TRT Nağme'de dinleyiciler, programı telefonla arar, ya da mesaj yazarlar.
Günaydın'da ise, önce enfes bir kent manzaraları başlar.. Mesela Erzincan.. Eskişehir.. Sonra o kentin sokaklarında yürüyen birine sorulur.. "Hangi parçayı istersin?."
Hem TRT Nağme'yi arayanlar, hem de kendilerine uzatılan kameraya konuşanların en çok istedikleri şarkı ne bilir misiniz?.
"Sıradaki parça.." Yahu insanın, sevdiği, istediği bir şarkı olmaz mı?. Mümkün mü?.
Hele TRT Nağme'yi arayıp, yedi sülalesinin adını saydıktan sonra "Sıradaki şarkıyı onlara armağan ediyorum" diyenler..
Yahu dostlar, arkadaşlar, vatandaşlar..
Sizin istediğiniz aslında şarkı falan değil de, adınızın radyoda, görüntünüzün televizyonda geçmesi olmasın sakın?.
Peki TRT bile bile ladese niye alet oluyor?.
Ey TRT Nağme yapımcıları.. Bugünden tezi yok, sıradaki bütün şarkıları, Genel Müdürü'nden başlayarak tüm TRT'cilere armağan ediyorum. Yarın sabahki programınızda, adımı da vererek bunu açıklayın ve keyfinizin istediği "Sıradaki" tüm şarkıları sizler için çalın olur mu?.
***
Yeni moda mı?.
Sabah kahvesi keyiflerimden Mert Vidinli kardeşim "Yeni Moda" demiş..
Beauty Pass/ Güzellik Pasosu için..
Efendim yeni açılan mekânlar, içeriyi güzel ve hoş insanlarla dolu göstermek için, birbirinden güzel ve alımlı, manken ve modellere "Paso" veriyorlarmış. Gelsin, yesin, içsin ve para ödemeden gitsin.

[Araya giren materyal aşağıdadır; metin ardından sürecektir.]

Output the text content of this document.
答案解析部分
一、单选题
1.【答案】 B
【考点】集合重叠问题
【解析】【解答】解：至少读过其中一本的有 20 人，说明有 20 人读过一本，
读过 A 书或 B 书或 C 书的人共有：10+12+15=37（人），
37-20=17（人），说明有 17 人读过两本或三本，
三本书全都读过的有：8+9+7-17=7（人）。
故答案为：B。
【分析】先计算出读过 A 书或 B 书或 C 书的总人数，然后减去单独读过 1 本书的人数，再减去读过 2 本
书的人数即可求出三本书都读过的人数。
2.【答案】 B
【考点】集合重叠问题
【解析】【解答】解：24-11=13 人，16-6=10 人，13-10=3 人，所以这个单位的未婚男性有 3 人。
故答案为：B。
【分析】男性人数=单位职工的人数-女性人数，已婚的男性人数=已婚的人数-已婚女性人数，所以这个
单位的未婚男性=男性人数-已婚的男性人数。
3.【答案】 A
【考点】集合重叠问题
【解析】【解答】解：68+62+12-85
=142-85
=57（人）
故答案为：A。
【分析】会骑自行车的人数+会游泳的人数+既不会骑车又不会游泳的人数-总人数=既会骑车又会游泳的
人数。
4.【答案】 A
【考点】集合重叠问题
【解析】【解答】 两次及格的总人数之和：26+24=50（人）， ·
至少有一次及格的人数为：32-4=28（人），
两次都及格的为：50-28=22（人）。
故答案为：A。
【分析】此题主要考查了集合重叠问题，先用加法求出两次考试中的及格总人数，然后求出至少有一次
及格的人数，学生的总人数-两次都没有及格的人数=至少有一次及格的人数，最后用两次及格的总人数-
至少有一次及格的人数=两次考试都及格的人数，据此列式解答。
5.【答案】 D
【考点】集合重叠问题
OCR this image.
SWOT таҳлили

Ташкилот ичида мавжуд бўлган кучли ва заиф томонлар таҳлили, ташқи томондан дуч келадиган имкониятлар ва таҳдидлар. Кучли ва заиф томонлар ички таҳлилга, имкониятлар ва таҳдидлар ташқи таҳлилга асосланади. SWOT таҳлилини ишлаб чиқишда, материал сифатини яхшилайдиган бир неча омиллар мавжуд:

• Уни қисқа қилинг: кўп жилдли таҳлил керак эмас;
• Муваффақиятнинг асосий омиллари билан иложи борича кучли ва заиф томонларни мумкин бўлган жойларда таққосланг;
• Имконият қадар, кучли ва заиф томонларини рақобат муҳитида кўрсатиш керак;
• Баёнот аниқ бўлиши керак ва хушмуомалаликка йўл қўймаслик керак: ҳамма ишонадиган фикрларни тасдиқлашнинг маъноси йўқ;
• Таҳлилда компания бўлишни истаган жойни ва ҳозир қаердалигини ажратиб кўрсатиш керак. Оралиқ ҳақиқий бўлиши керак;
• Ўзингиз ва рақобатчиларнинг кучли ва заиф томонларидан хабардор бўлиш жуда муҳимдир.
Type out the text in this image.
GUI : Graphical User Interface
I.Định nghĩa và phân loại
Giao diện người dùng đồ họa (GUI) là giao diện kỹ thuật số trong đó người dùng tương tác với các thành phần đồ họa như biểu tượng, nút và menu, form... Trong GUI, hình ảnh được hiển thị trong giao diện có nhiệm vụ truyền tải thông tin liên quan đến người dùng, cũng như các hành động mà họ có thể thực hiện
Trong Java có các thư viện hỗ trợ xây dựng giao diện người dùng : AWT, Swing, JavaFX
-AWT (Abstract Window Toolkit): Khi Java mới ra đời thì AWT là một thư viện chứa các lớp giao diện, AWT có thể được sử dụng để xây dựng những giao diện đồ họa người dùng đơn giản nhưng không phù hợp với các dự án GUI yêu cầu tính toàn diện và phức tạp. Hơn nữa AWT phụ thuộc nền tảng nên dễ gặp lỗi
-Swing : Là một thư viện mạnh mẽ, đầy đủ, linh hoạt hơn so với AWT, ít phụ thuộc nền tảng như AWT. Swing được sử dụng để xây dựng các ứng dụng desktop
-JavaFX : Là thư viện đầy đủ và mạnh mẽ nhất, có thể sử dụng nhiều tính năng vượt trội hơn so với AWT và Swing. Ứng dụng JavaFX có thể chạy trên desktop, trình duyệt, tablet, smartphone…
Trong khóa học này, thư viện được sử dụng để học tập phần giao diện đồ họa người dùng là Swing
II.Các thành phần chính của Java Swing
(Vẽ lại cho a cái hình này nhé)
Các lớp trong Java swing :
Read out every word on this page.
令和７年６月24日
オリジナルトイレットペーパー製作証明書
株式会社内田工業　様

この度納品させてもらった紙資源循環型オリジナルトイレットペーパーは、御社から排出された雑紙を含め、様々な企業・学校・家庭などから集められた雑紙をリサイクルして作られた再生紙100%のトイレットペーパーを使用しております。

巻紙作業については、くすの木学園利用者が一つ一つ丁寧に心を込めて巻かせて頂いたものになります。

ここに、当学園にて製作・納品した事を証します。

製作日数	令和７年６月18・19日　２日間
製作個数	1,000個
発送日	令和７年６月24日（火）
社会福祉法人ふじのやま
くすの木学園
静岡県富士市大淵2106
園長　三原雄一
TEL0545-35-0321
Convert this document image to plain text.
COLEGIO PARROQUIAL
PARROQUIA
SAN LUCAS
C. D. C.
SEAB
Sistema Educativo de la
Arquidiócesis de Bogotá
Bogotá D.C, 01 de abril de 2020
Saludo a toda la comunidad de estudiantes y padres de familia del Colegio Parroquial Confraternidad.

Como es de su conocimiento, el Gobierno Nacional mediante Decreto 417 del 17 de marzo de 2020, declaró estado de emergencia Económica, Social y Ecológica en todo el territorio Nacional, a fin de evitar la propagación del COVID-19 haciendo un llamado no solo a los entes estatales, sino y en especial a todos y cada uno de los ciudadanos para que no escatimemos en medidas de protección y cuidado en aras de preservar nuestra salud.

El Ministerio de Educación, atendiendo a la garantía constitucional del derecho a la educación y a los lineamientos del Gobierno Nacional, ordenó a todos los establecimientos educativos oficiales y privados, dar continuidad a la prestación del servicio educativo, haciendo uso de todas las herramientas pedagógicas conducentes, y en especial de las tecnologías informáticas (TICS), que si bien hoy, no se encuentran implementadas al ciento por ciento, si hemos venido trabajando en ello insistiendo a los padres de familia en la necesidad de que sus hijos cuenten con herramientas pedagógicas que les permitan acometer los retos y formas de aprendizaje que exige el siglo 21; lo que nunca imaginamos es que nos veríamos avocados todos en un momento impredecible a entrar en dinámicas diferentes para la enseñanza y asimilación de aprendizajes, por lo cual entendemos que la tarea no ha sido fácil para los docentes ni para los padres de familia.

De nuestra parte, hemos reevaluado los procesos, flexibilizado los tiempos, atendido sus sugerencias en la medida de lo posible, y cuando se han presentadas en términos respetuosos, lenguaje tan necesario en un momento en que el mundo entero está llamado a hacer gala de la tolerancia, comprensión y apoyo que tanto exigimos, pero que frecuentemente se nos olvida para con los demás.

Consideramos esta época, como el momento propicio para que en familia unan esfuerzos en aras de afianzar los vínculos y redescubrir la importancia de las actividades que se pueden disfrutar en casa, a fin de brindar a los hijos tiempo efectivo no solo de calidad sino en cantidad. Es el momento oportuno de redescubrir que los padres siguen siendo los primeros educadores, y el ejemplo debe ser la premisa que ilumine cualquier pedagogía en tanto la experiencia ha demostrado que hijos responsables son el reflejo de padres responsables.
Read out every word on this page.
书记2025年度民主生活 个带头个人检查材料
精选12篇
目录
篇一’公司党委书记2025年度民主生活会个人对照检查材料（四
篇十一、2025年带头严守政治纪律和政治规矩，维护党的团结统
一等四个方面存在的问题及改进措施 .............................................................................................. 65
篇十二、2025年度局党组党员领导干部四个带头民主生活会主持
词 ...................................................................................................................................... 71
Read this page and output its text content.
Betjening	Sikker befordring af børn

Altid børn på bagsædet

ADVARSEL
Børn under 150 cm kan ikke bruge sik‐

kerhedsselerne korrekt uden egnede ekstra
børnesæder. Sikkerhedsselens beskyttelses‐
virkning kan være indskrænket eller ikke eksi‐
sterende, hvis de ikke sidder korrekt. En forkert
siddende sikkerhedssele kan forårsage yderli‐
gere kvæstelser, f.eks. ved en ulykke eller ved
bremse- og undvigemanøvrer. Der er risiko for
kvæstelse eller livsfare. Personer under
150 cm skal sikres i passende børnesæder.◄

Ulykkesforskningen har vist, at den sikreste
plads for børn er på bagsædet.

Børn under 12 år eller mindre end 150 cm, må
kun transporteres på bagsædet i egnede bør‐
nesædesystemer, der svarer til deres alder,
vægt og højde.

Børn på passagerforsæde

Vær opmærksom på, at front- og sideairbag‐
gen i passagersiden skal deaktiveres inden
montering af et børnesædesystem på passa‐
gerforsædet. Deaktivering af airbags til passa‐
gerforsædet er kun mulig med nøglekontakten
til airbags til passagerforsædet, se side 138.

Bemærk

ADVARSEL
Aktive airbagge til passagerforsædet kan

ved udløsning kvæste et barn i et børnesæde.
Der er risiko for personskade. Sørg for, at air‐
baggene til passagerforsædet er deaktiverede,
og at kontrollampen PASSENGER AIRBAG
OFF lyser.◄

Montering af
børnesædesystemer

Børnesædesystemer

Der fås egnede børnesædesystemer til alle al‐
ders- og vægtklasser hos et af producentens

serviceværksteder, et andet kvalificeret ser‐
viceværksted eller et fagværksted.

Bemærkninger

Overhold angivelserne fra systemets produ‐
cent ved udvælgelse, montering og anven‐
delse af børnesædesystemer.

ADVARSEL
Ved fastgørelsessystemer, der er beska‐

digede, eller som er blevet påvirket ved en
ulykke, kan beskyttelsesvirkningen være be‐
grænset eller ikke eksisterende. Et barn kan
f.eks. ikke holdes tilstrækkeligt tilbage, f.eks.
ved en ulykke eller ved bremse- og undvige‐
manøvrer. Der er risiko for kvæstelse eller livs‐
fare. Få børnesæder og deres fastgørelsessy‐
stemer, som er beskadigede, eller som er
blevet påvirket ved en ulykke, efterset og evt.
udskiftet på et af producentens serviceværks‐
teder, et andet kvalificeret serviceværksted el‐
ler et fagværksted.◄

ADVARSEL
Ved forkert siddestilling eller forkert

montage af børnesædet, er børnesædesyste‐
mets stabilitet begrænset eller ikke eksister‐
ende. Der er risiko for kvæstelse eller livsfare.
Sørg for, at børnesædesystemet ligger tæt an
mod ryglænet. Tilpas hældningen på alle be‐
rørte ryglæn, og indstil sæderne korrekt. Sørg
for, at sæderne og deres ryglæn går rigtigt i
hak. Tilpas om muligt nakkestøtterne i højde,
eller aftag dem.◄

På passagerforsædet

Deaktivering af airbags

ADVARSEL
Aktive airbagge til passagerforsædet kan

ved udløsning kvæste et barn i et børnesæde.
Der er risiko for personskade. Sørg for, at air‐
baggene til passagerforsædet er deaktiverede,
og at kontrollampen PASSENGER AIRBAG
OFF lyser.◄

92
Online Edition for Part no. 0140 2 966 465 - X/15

Aslında akıllı karar. Galatasaray, Galatasaray iken, yani bizi Avrupa'da gitmedik ülke, kent bırakmazken, Ertekin'le çıkar ve neresi kalabalıksa, hele "Güzel" kalabalıksa oraya girerdik. Hatta, yandaki dükkan bomboşken biz kuyrukta beklerdik ki, dolu yerde oturalım..
Orda akıllanınca, gördük ve arkadaşımız olan mankenlerden öğrendik ki, kızlar İstanbul'da da bir çok mekana bedava girip, sabaha dek bedava eğleniyorlarmış..
Hatta bizim cimri Ertekin bile bir ara uyguladı, arkadaşı güzellere, Beauty Pass'ı.. Ama üç günde caydı.. "Benim yerim zaten doluyor" diye..
Yani Sevgili Mert, bu yeni moda değil, Los Angeles'tan Sydney'e, asırlık bir dünya uygulaması..
Sade güzel kız değil, yakışıklı, ünlü erkeklere de verilir, yer yer, o paso!.
***
Sevdiğim Laflar
"Olgunlaşmak, hiçbir şeye şaşırmamak demektir." Dostoyevski. (Teşekkürler Venüs)
***
Tebessüm
- Bay D ile Bay F geliyorlardı. Aralarında kim vardı?. - Bay E!.